Pengurangan keramba tentu berdampak pada ekonomi masyarakat sekitar Danau Toba. Sebab, mata pencarian masyarakat amat tergantung pada perikanan danau. Ketika pemerintah menawarkan Danau Toba menjadi tujuan wisata skala internasional, ada sekian puluhan ribu keluarga yang terancam hilang pekerjaannya jika aktivitas ekonomi mereka di danau dilenyapkan, kecuali pemerintah setempat sudah menyiapkan antisipasi.

Meski begitu, pilihan itu agaknya sudah jelas. Dalam Laporan Akuntabilitas Kinerja Kementerian Pariwisata 2017, keseriusan pemerintahan Jokowi memfokuskan haluan Danau Toba jadi daerah pariwisata sudah bulat. Sejumlah infrasrtuktur besar telah dibangun sejak Danau Toba resmi ditetapkan sebagai "10 Destinasi Pariwisata Prioritas."

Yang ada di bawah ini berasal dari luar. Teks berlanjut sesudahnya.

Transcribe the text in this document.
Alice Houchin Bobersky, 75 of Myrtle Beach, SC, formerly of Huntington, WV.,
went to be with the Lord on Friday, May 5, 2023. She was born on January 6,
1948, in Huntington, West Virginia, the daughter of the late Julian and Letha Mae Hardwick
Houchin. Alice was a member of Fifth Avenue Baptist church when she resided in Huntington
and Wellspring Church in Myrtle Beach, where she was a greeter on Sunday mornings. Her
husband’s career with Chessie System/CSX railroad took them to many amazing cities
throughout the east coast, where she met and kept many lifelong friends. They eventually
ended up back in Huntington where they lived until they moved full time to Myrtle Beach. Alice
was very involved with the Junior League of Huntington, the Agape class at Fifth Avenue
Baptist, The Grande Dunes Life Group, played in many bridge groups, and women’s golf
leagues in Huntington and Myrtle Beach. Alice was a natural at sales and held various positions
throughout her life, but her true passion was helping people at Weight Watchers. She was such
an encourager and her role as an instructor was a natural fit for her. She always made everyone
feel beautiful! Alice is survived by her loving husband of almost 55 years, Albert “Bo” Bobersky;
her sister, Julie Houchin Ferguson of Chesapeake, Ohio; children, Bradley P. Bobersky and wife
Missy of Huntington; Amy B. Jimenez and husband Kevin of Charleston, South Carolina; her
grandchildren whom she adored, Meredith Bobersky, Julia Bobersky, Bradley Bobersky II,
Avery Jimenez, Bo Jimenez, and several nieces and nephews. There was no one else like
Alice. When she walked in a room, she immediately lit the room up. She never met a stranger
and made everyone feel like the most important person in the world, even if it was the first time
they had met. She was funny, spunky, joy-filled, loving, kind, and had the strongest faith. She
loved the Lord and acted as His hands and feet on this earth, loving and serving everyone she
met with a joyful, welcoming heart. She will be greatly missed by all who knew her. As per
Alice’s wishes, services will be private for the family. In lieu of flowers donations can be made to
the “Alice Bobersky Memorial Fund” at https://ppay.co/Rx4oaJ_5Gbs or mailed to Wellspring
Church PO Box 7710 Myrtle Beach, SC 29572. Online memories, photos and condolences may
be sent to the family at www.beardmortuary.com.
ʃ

Sejak itu, pertumbuhan investasi asing di Danau Toba terkerek. Investasi pariwisata Danau Toba dari 3,9 juta dolar AS (2016) menjadi 25,59 juta dolar AS (2017). Bandara Silangit dibangun di Tapanuli Utara. Dermaga-dermaga di pinggiran Danau Toba dan Pulau Samosir diperbarui. Jalan tol baru rute Medan-Tebingtinggi—yang mempercepat akses jalan dari Bandara Kualanamu ke Danau Toba—diresmikan. Trayek baru Damri dari Silangit-Pematangsiantar pun diresmikan.

Semua pembangunan ini sudah rampung dalam waktu setahun.

Soal besar masih menunggu: mengatasi pencemaran lingkungan agar ekosistem Danau Toba kembali pulih, airnya jernih. Sebagaimanya dikatakan Binsar Bakkara saat mengenang Toba yang dulu: “Benda-benda di kedalaman 5–7 meter masih bisa terlihat jelas. Tetapi sekarang hampir tak mungkin melihat objek apa pun di kedalaman dua meter saja karena air keruh."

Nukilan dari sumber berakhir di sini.